Home health care providers are fighting back against an Obama Administration proposal to require that all home home health companies pay their workers the federal minimum wage. The companies have long been excluded from federal wage law; instead they have been subject to local and state rules, USA Today reports.
The companies have been more profitable than in many industries, the report states.
One of the industry’s leading companies, Home Instead Senior Care, spent at least $362,000 in 2011 fighting the proposal while it also touts an 18.8 yield ratio of investment to revenue, which was the highest in the group reviewed by the magazine Franchise Business Review.

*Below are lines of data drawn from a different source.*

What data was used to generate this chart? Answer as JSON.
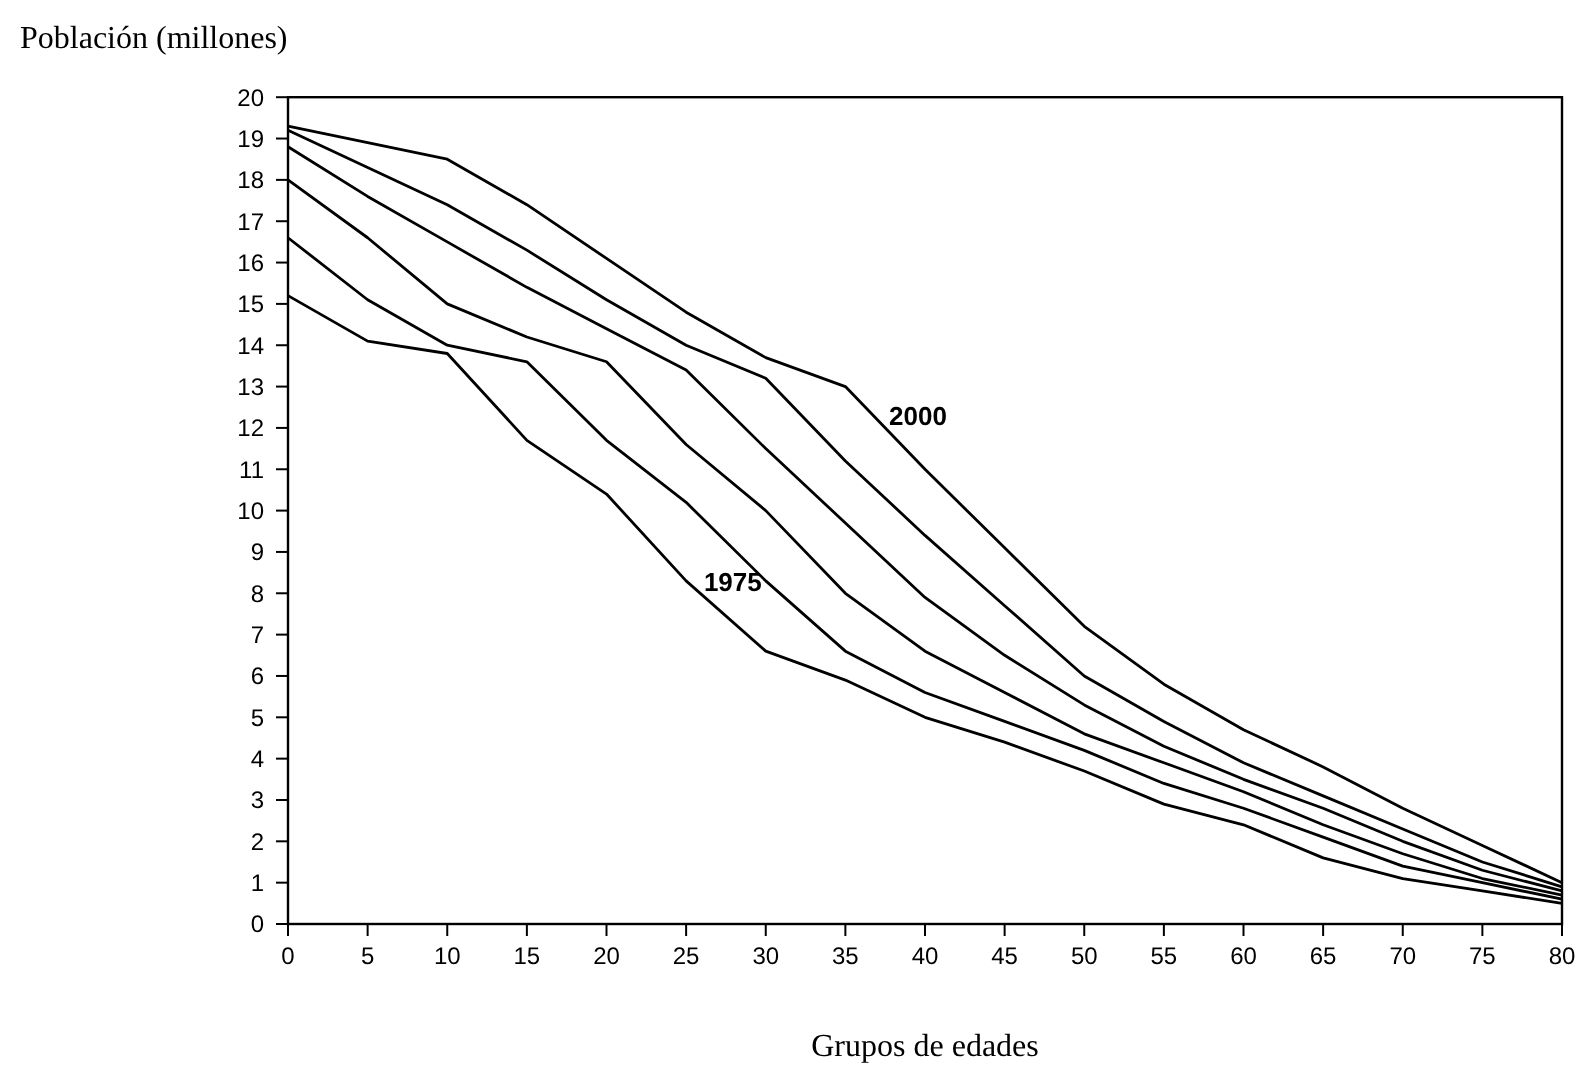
{
  "chart_data": {
    "type": "line",
    "ylabel": "Población (millones)",
    "xlabel": "Grupos de edades",
    "x": [
      0,
      5,
      10,
      15,
      20,
      25,
      30,
      35,
      40,
      45,
      50,
      55,
      60,
      65,
      70,
      75,
      80
    ],
    "xlim": [
      0,
      80
    ],
    "xticks": [
      0,
      5,
      10,
      15,
      20,
      25,
      30,
      35,
      40,
      45,
      50,
      55,
      60,
      65,
      70,
      75,
      80
    ],
    "ylim": [
      0,
      20
    ],
    "yticks": [
      0,
      1,
      2,
      3,
      4,
      5,
      6,
      7,
      8,
      9,
      10,
      11,
      12,
      13,
      14,
      15,
      16,
      17,
      18,
      19,
      20
    ],
    "grid": false,
    "marker": "none",
    "line_style": "solid",
    "series": [
      {
        "name": "1975",
        "color": "#000000",
        "values": [
          15.2,
          14.1,
          13.8,
          11.7,
          10.4,
          8.3,
          6.6,
          5.9,
          5.0,
          4.4,
          3.7,
          2.9,
          2.4,
          1.6,
          1.1,
          0.8,
          0.5
        ]
      },
      {
        "color": "#000000",
        "values": [
          16.6,
          15.1,
          14.0,
          13.6,
          11.7,
          10.2,
          8.3,
          6.6,
          5.6,
          4.9,
          4.2,
          3.4,
          2.8,
          2.1,
          1.4,
          1.0,
          0.6
        ]
      },
      {
        "color": "#000000",
        "values": [
          18.0,
          16.6,
          15.0,
          14.2,
          13.6,
          11.6,
          10.0,
          8.0,
          6.6,
          5.6,
          4.6,
          3.9,
          3.2,
          2.4,
          1.7,
          1.1,
          0.7
        ]
      },
      {
        "color": "#000000",
        "values": [
          18.8,
          17.6,
          16.5,
          15.4,
          14.4,
          13.4,
          11.5,
          9.7,
          7.9,
          6.5,
          5.3,
          4.3,
          3.5,
          2.8,
          2.0,
          1.3,
          0.8
        ]
      },
      {
        "color": "#000000",
        "values": [
          19.2,
          18.3,
          17.4,
          16.3,
          15.1,
          14.0,
          13.2,
          11.2,
          9.4,
          7.7,
          6.0,
          4.9,
          3.9,
          3.1,
          2.3,
          1.5,
          0.9
        ]
      },
      {
        "name": "2000",
        "color": "#000000",
        "values": [
          19.3,
          18.9,
          18.5,
          17.4,
          16.1,
          14.8,
          13.7,
          13.0,
          11.0,
          9.1,
          7.2,
          5.8,
          4.7,
          3.8,
          2.8,
          1.9,
          1.0
        ]
      }
    ]
  }
}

A spokesman for Home Instead sent a news release from the Private Duty Homecare Association stating that the proposed rules would cut employees’ hours and, ultimately, hurt caregivers.
Home health companies have been more profitable in the past two years, even as other businesses have been hit hard by the economy, said Michael Lubansky, an analyst with Sageworks, which analyzes financial data for privately held companies.
…Minimum wage is currently $7.25 an hour, and a Labor Department proposal issued in December calls for home health agencies to follow federal wage and hour laws for their workers, overturning a decades-old law that exempted home health care aides from federal wage laws.
In light of cuts to Medicaid reimbursement rates, the industry may be unable to keep up under the wage increase.